Thank you Mr. Jacobson for stepping up and tackling that letter published in The Palm Beach Post

The Democrat leader in the Florida Senate, Arthenia Joyner, smacked down The Palm Beach Post editorial board in an epic way for their pitch on the Florida Senate Seal which included the Confederate battle flag, among others. Senator Joyner was successful in having that symbol removed. The Post opined that the Senate Seal was fine just the way it was and shouldn't be changed.

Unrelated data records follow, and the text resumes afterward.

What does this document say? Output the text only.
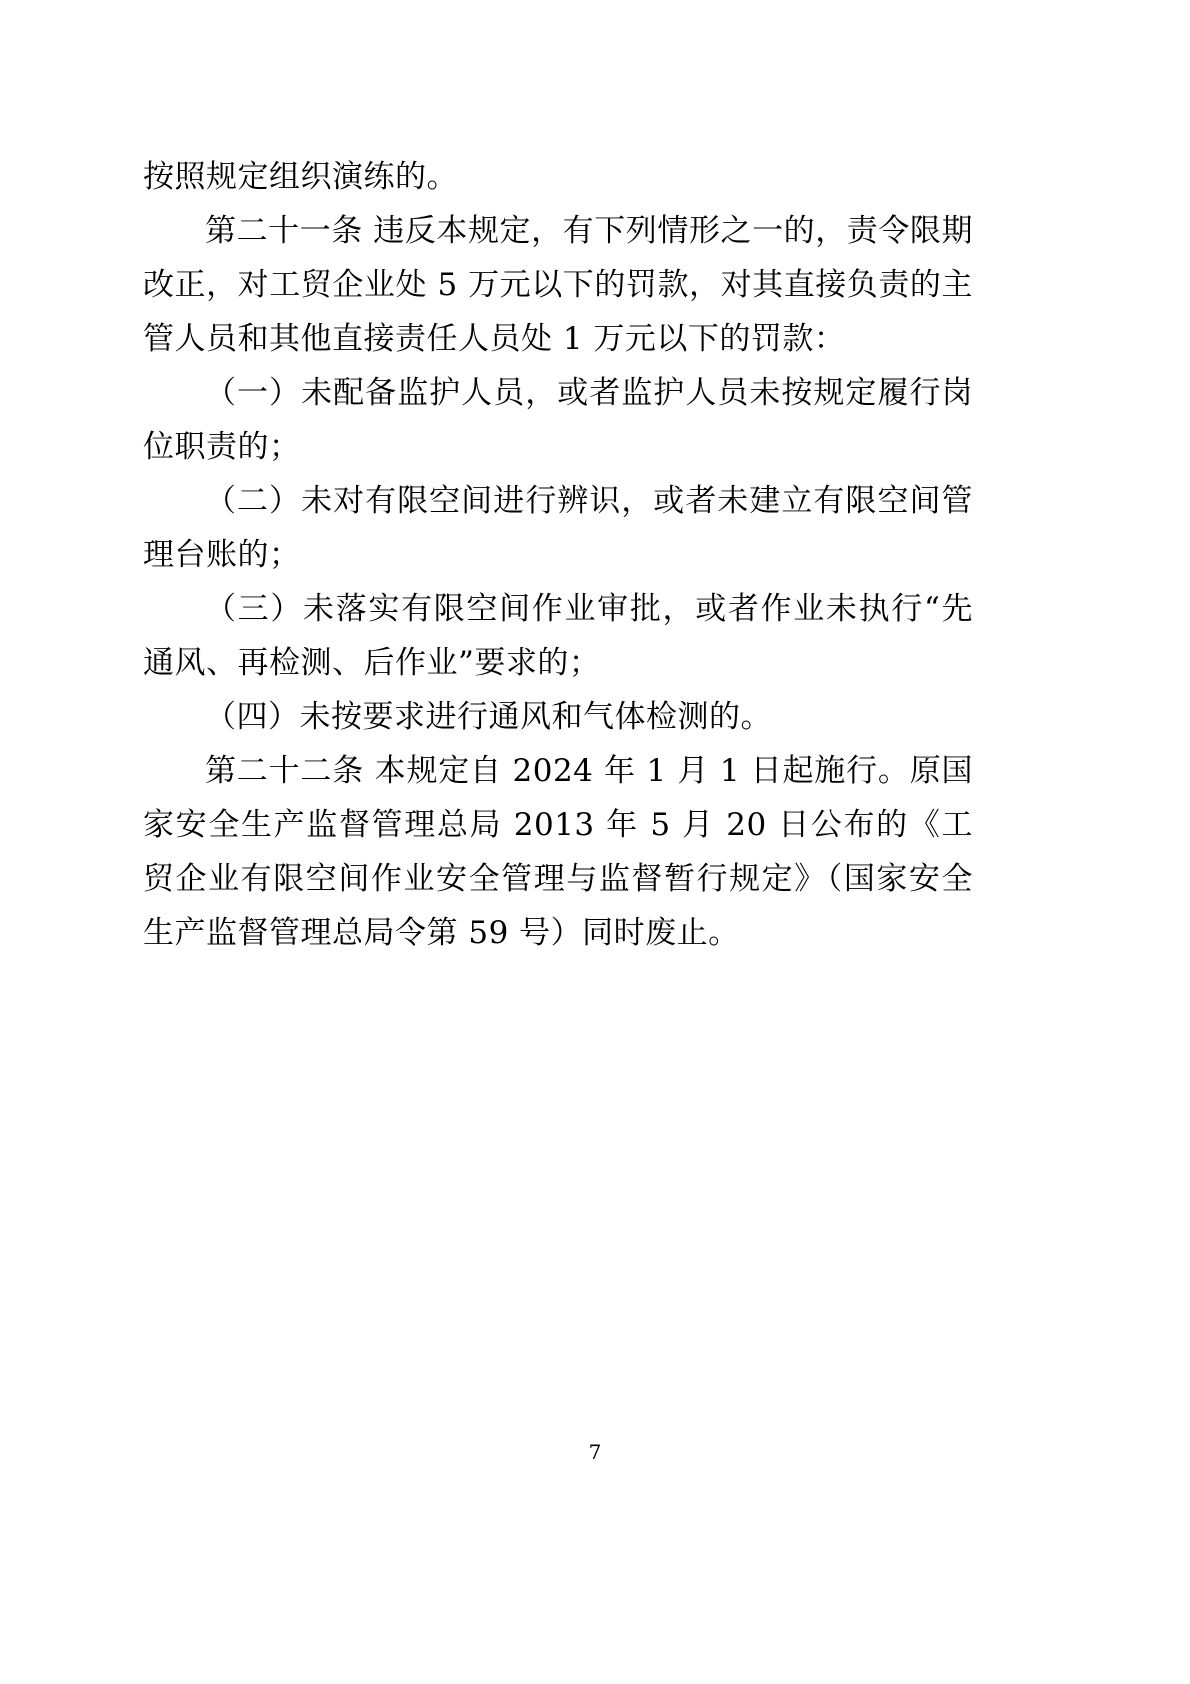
按照规定组织演练的。

第二十一条 违反本规定，有下列情形之一的，责令限期改正，对工贸企业处 5 万元以下的罚款，对其直接负责的主管人员和其他直接责任人员处 1 万元以下的罚款：

（一）未配备监护人员，或者监护人员未按规定履行岗位职责的；

（二）未对有限空间进行辨识，或者未建立有限空间管理台账的；

（三）未落实有限空间作业审批，或者作业未执行“先通风、再检测、后作业”要求的；

（四）未按要求进行通风和气体检测的。

第二十二条 本规定自 2024 年 1 月 1 日起施行。原国家安全生产监督管理总局 2013 年 5 月 20 日公布的《工贸企业有限空间作业安全管理与监督暂行规定》（国家安全生产监督管理总局令第 59 号）同时废止。

7
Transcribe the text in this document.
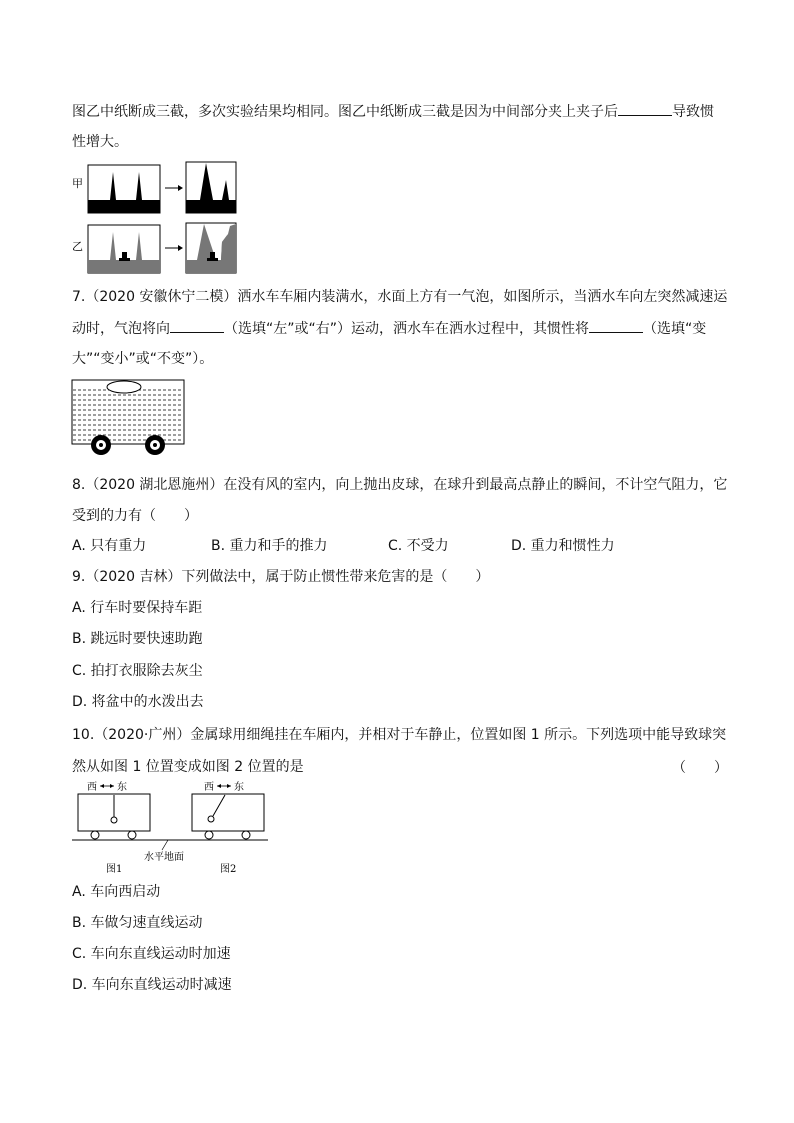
图乙中纸断成三截，多次实验结果均相同。图乙中纸断成三截是因为中间部分夹上夹子后	导致惯
性增大。
甲
乙
7.（2020 安徽休宁二模）洒水车车厢内装满水，水面上方有一气泡，如图所示，当洒水车向左突然减速运
动时，气泡将向	（选填“左”或“右”）运动，洒水车在洒水过程中，其惯性将	（选填“变
大”“变小”或“不变”）。
8.（2020 湖北恩施州）在没有风的室内，向上抛出皮球，在球升到最高点静止的瞬间，不计空气阻力，它
受到的力有（　　）
A. 只有重力	B. 重力和手的推力	C. 不受力	D. 重力和惯性力
9.（2020 吉林）下列做法中，属于防止惯性带来危害的是（　　）
A. 行车时要保持车距
B. 跳远时要快速助跑
C. 拍打衣服除去灰尘
D. 将盆中的水泼出去
10.（2020·广州）金属球用细绳挂在车厢内，并相对于车静止，位置如图 1 所示。下列选项中能导致球突
然从如图 1 位置变成如图 2 位置的是	（　　）
西 东	西 东
水平地面
图1	图2
A. 车向西启动
B. 车做匀速直线运动
C. 车向东直线运动时加速
D. 车向东直线运动时减速
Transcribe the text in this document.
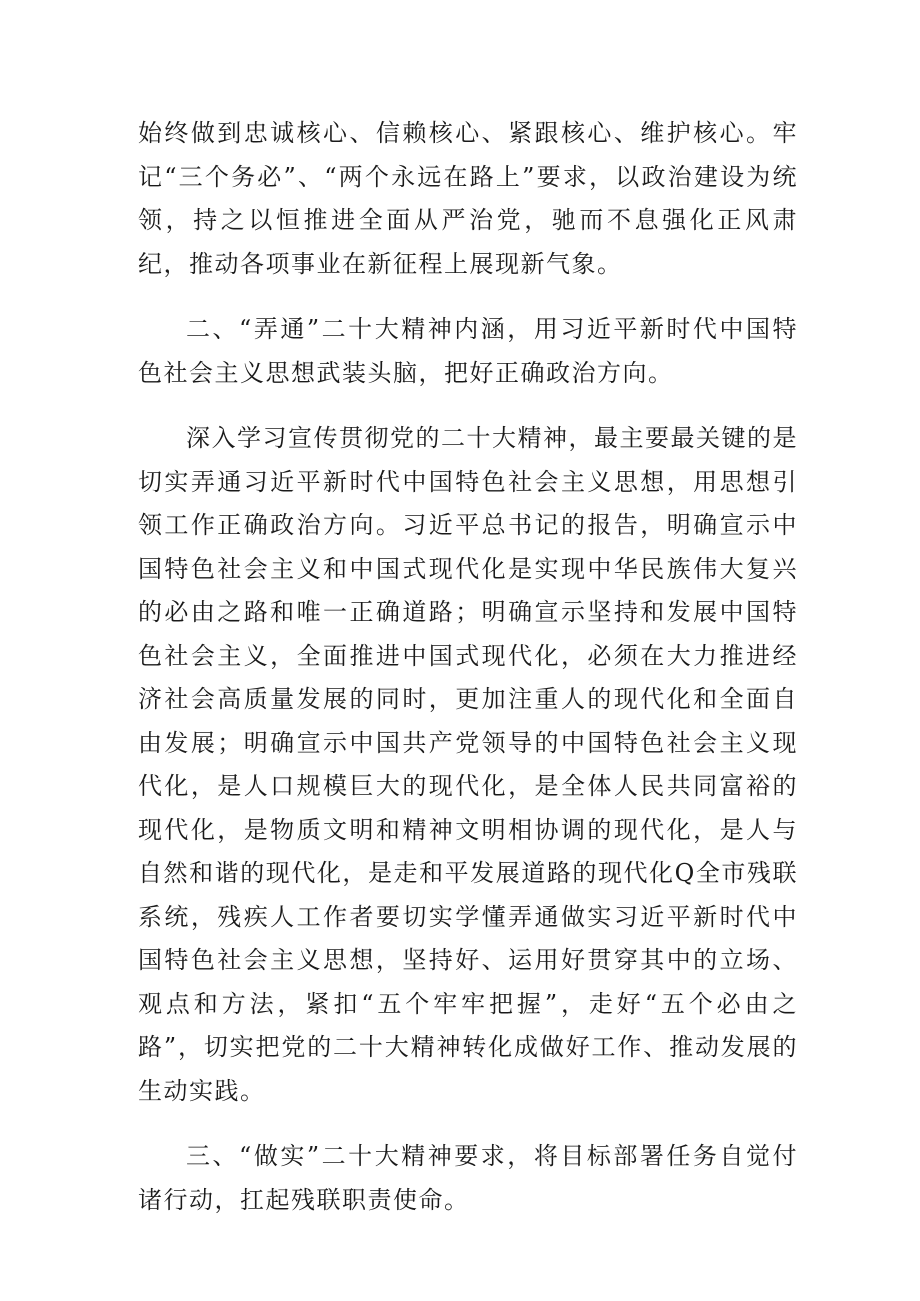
始终做到忠诚核心、信赖核心、紧跟核心、维护核心。牢记“三个务必”、“两个永远在路上”要求，以政治建设为统领，持之以恒推进全面从严治党，驰而不息强化正风肃纪，推动各项事业在新征程上展现新气象。

二、“弄通”二十大精神内涵，用习近平新时代中国特色社会主义思想武装头脑，把好正确政治方向。

深入学习宣传贯彻党的二十大精神，最主要最关键的是切实弄通习近平新时代中国特色社会主义思想，用思想引领工作正确政治方向。习近平总书记的报告，明确宣示中国特色社会主义和中国式现代化是实现中华民族伟大复兴的必由之路和唯一正确道路；明确宣示坚持和发展中国特色社会主义，全面推进中国式现代化，必须在大力推进经济社会高质量发展的同时，更加注重人的现代化和全面自由发展；明确宣示中国共产党领导的中国特色社会主义现代化，是人口规模巨大的现代化，是全体人民共同富裕的现代化，是物质文明和精神文明相协调的现代化，是人与自然和谐的现代化，是走和平发展道路的现代化Q全市残联系统，残疾人工作者要切实学懂弄通做实习近平新时代中国特色社会主义思想，坚持好、运用好贯穿其中的立场、观点和方法，紧扣“五个牢牢把握”，走好“五个必由之路”，切实把党的二十大精神转化成做好工作、推动发展的生动实践。

三、“做实”二十大精神要求，将目标部署任务自觉付诸行动，扛起残联职责使命。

A Letter to the Editor was published on Sunday, November 1st, that was mind-numbing. How this letter even got past the editors is amazing in itself:
The Confederate battle flag is "anti-tyranny"? Weren't the African people brought to America subject to tyranny in the form of slavery? 

This letter disturbed Mr. Jacobson enough that he responded with his own Letter to the Editor and here is what he wrote: 
[Title] Confederate states betrayed the union 
     In his summation, the writer of last Sunday’s letter “Confederate flag is anti-tyranny” states, “For me and many millions of Americans, of many ethnic backgrounds and races, the Confederate battle flag represents rebellion to tyranny.” Is the writer asserting that minorities, especially blacks, should and do see the Confederate flag as something other than a symbol of institutional racism?
     The 13 Southern states that made up the Confederacy ratified the Constitution and acquiesced to the authority of the federal government. The Civil War was fought because the federal government exercised its power to limit the expansion of slavery into the Western territories and, in general, to do away with the practice altogether. Those states, simply put, were traitors.
And so it goes. There remains confusion in the public and the news media about what the Confederate battle flag represents. The battle flag, referred to as the Southern Cross, gets confused with the flag of the Confederacy which is generally referred to as the Stars and Bars. Eliot Kleinberg at the Post explains this quite well.